For me three highlights are ‘O Waly, Waly’, ‘Tom Bowling’ and ‘Greensleeves’. ‘O Waly Waly’ was collected by Cecil Sharp in Somerset and is really an ironic little love song with a twist in the tail. ‘Tom Bowling’ is perhaps best known for its place in Sir Henry Wood's Fantasia on Sea Songs and finally ‘Greensleeves’ is one of the archetypical tunes of England. Believed to have been written by King Henry VIII, it has appeared in many guises down the ages. I felt that Davislim and Young gave these three songs the very best sort of interpretation. They certainly hold their own against the competition. Listen to this example of their art with this excellent performance of 'The Foggy, Foggy Dew' on YouTube.

It is not necessary to give a complete description of these songs and their development. However, it is essential to understand that Britten began to compose them whilst he was still in 'exile' in the United States. This was during the early 1940s. To some extent they represent the composer looking back across the Atlantic at the country he loved, had left, felt was doomed to be conquered by the Germans and finally, to which he returned in 1942. There were eventually to be Six Volumes of folksong arrangements—three dedicated to British Songs, one to Moore's Irish Melodies, one to specifically English tunes and one to French songs. In addition there are some 13 uncollected folksongs - some published, others unpublished. Some 14 were arranged for soloist and orchestra. Finally, there is a set of Eight Folksong Arrangements for High Voice and Harp. All these songs are available in the fine Boosey & Hawkes Collected Edition. The vast bulk of these arrangements were made between 1942 and 1958. However the Eight Folksongs were not published until 1976.

I often wonder how to approach a disc like this. It is not fair to the performers or the composer to listen carefully to the first six songs and then gradually switch off during the last 18! The 'complete' edition gives an obvious solution to this dilemma—a 'book' can be listened to at a sitting.

The present selection is largely chronological, so it is possible to divide this CD into manageable chunks. Songs 1–6 are from Volume 1, songs 7–12 from Volume 2, songs 13–16 from Volume 3 and songs 19–24 from Volume 4. Two additional arrangements appear—‘Tom Bowling’ from the 'Oddities' and ‘Greensleeves’ which is not part of the official published volumes.
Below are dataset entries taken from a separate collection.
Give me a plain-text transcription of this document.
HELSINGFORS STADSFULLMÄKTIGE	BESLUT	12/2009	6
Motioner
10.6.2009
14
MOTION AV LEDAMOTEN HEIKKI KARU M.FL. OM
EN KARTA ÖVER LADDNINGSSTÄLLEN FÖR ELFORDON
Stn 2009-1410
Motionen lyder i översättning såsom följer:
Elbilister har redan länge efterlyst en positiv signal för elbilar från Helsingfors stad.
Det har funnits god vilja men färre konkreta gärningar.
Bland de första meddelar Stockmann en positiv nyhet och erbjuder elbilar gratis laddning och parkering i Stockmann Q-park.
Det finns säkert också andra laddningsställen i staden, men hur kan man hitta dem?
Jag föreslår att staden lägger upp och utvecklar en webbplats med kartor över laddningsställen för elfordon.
This is a great CD. I am only sorry that it comprises only extracts from the 'collected' works, and is not a complete edition. Yet I guess that is largely impossible for a single soloist. Positively, this is a fine introduction to some of the loveliest and most attractive songs in the vocal repertoire. They are … beautifully performed by both the singer and the accompanist. And most importantly of all I feel that Steve Davislim thoroughly enjoys singing these songs.